SSL problem while sending Firebase Message

0
votes

I'm trying to send notification to apps via Google Firebase using .Net SDK. I can send out message successfully on my computer, but fail on my Windows 2016 Server. According to the error message, it seems like a SSL/TLS communication problem.

When I enable all protocol and cipher suites on server, the application runs without a problem. But when I disable TLS 1.0 protocol, it causes a "The client and server cannot communicate, because they do not possess a common algorithm" error when calling SendAsync function. If I enable TLS 1.0 again but disable some weak cipher suites using CBC, it causes a "The request was aborted: Could not create SSL/TLS secure channel." error.

[WebException: The request was aborted: Could not create SSL/TLS secure channel.]
   System.Net.HttpWebRequest.EndGetRequestStream(IAsyncResult asyncResult, TransportContext& context) +337
   System.Net.Http.HttpClientHandler.GetRequestStreamCallback(IAsyncResult ar) +145

[HttpRequestException: An error occurred while sending the request.]
   Google.Apis.Http.<SendAsync>d__69.MoveNext() +4670
   System.Runtime.ExceptionServices.ExceptionDispatchInfo.Throw() +32
   System.Runtime.CompilerServices.TaskAwaiter.HandleNonSuccessAndDebuggerNotification(Task task) +62
   Google.Apis.Auth.OAuth2.Requests.<ExecuteAsync>d__1.MoveNext() +402
   System.Runtime.ExceptionServices.ExceptionDispatchInfo.Throw() +32
   System.Runtime.CompilerServices.TaskAwaiter.HandleNonSuccessAndDebuggerNotification(Task task) +62
   Google.Apis.Auth.OAuth2.<RequestAccessTokenAsync>d__38.MoveNext() +492
   System.Runtime.ExceptionServices.ExceptionDispatchInfo.Throw() +32
   Google.Apis.Auth.OAuth2.<RefreshTokenAsync>d__12.MoveNext() +766
   System.Runtime.ExceptionServices.ExceptionDispatchInfo.Throw() +32
   Google.Apis.Auth.OAuth2.TokenRefreshManager.ResultWithUnwrappedExceptions(Task`1 task) +138
   System.Threading.Tasks.ContinuationResultTaskFromResultTask`2.InnerInvoke() +104
   System.Threading.Tasks.Task.Execute() +71
...

That is really weird. Does the C# SDK only support TLS 1.0 and old cipher suites?? Or it's a .Net framework issue?

Here is my code, in vb.net

Async Function sendMessage(ByVal Message As Messaging.Message) As Threading.Tasks.Task(Of String)

    Dim app As FirebaseApp

    Try
        app = FirebaseApp.Create(New AppOptions With { _
            .ProjectId = "xxx", _
            .Credential = GoogleCredential.FromFile(Server.MapPath("xxx-yyyy.json")) _
        }, "lab6")
    Catch ex As Exception
        app = FirebaseApp.GetInstance("lab6")
    End Try


    Dim result As String = ""

    Dim firebaseMessagingInstance As FirebaseMessaging = FirebaseMessaging.GetMessaging(app)

    result = Await firebaseMessagingInstance.SendAsync(Message)

    Return result

End Function

The exception occurs when it calls the SendAsync method.

.Net framework version: 4.6.1

FirebaseAdmin SDK version: 2.2.0

Any idea about why does this happen? Is there any way to force using TLS 1.2 protocol?

Gary

2
firebasesslencryptionfirebase-cloud-messaging

2 Answers

1
votes

I finally found out why. TLS 1.2 is natively supported by Windows Server 2016, but .Net framework 4.6.1 doesn't use it as a default protocol. We have to set a registry to tell .Net to use strong Crypto.

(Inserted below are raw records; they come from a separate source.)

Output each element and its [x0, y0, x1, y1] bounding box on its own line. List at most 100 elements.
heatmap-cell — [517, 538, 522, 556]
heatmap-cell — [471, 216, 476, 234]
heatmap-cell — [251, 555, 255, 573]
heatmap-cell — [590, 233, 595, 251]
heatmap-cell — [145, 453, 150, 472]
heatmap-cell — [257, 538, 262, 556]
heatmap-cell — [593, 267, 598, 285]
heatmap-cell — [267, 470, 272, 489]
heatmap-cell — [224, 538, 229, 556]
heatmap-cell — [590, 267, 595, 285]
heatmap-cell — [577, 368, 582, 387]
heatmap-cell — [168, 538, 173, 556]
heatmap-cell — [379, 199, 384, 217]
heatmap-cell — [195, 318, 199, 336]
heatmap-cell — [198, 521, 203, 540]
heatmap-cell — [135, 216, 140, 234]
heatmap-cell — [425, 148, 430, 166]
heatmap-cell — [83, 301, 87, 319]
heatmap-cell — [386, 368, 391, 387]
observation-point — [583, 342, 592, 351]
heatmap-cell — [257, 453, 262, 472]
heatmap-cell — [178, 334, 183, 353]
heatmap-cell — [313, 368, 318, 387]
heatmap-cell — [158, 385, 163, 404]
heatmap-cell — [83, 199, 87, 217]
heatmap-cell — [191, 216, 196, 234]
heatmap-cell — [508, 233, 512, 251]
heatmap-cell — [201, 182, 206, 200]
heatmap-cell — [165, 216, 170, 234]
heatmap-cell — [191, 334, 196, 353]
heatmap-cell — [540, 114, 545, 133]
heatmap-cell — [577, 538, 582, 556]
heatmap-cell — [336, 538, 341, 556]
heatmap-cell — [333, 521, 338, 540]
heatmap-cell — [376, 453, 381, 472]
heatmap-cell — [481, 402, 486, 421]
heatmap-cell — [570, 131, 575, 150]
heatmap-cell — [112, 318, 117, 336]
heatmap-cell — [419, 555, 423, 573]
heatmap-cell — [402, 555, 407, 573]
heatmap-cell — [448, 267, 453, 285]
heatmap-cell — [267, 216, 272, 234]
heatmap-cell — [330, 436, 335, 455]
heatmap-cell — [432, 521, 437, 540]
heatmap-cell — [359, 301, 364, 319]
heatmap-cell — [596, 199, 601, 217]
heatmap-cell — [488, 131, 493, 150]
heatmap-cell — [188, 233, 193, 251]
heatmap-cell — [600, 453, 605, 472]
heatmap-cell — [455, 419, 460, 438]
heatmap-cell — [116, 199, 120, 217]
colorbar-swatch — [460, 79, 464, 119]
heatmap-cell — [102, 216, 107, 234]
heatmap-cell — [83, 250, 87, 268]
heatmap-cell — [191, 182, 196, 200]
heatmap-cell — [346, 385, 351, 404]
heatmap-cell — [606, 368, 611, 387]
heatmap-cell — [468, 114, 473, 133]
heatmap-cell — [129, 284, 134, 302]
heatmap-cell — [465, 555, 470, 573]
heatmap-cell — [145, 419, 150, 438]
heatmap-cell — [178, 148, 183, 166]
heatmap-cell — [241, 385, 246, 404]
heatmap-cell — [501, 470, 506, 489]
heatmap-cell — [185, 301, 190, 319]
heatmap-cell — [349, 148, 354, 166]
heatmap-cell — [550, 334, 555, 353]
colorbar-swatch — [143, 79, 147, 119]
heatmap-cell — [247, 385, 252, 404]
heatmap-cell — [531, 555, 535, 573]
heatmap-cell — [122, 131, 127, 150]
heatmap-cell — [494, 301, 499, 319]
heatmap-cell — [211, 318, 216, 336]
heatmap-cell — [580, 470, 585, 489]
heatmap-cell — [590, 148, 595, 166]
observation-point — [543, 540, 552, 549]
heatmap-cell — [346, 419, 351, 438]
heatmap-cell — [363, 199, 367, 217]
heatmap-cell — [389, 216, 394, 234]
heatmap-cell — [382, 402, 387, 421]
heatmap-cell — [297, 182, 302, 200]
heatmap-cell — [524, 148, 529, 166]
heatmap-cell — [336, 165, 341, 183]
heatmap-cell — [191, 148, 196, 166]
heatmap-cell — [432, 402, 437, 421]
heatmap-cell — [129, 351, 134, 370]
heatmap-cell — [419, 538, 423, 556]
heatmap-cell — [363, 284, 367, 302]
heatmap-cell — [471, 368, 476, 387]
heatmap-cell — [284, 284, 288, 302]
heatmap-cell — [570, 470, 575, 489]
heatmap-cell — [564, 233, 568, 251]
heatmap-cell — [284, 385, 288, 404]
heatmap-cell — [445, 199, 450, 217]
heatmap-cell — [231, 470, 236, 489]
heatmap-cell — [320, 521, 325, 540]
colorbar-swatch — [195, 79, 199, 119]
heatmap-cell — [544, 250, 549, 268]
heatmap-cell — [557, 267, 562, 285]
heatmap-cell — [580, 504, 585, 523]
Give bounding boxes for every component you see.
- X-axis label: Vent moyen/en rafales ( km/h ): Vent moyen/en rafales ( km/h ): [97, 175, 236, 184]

Add or set a registry entry using regedit.exe:

HKLM:\SOFTWARE\Microsoft\.NetFramework\v4.0.30319
HKLM:\SOFTWARE\Wow6432Node\Microsoft\.NetFramework\v4.0.30319
Name: SchUseStrongCrypto
Type: DWORD
Value: 1

By adding this entry solve my problem.

Gary

0
votes

TLS 1.2 (currently) seems to be the only supported protocol. There's no need to enforce it, but one has to install it, so that the protocol-negotiation will result in success. Please refer to this how-to install TLS 1.2 on a Windows 2016 Server... or the MSDN, for how to set it as default. IISCrypto seems to be useful for inspecting the setup.